Saturday, November 6, 2010

Maple Ridge Town Centre Investment Incentives

Laura Benson, Manager of Sustainability and Corporate Planning, spoke to her report [PDF, 2.47MB] that asked Council to endorse the recommended program of incentives designed to accelerate private sector investment in the downtown. The program, as recommended, comprises 10 different incentives including priority processing of applications, tax exemptions, fee reductions, and reduced parking standards. New residential construction, new commercial construction, certain commercial renovations, site preparation, and facade improvements are the targets of these incentives.  Staff will present an implementation schedule for each of the incentives at the November 15 Council Workshop meeting.

Friday, November 5, 2010

Richmond bike route connects bridge and trail

Richmond will unveil a new cycling route today that makes it easier for cyclists and pedestrians to connect with the new Canada Line bridge.
The $265,000 route stretches from the bridge along Van Horne Way to the Bridgeport Trail. About $135,000 of the money came from the provincial government with the rest from Richmond and TransLink.
Terry Lake, the parliamentary secretary for health promotion, Richmond Centre MLA Rob Howard, acting Richmond mayor Derek Dang and TransLink board member Cindy Chan-Piper will test out the route today. Richmond spokeswoman Cynthia Lockrey said the connection is aimed at making it easier for cyclists coming off the new bike/pedestrian bridge. Between January and Aug. 12, 73,000 bike trips were recorded.

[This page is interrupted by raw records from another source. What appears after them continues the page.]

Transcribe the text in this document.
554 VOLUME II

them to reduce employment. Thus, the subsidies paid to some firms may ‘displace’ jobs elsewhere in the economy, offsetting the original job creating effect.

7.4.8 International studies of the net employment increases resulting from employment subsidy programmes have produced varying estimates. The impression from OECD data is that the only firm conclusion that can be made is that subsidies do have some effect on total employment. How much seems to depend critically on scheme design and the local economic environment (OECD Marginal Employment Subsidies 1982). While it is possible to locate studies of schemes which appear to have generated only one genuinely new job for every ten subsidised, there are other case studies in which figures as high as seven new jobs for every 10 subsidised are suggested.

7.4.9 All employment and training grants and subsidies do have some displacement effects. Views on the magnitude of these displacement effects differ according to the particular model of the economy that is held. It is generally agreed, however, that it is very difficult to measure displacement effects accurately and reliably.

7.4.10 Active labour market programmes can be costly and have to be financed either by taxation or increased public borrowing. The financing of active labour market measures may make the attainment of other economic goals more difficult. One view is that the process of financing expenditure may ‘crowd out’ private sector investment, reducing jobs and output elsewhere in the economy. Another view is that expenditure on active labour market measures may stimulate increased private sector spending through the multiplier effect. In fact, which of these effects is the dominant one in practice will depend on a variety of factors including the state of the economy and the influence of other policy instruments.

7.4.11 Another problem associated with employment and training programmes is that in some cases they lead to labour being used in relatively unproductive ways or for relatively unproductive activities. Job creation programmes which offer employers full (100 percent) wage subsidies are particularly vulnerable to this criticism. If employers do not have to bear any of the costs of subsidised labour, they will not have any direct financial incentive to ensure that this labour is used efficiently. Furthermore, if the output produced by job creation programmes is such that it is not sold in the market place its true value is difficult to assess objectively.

Maple Ridge to update transportation plan

Andrew Wood, Municipal Engineer, spoke briefly to his report [PDF, 226KB] advising Council that the update of the transportation plan had commenced. The current plan was developed in advance of the Golden Ears and Pitt River bridges opening and it is now appropriate to review the plan to see if the assumptions made about the transportation impacts of the bridges have materialized.  In addition to vehicular routes, pedestrian and bicycle transportation routes will be a focus of the updated plan. Mr. Wood advised Council he would provide regular updates to Council as the project progresses.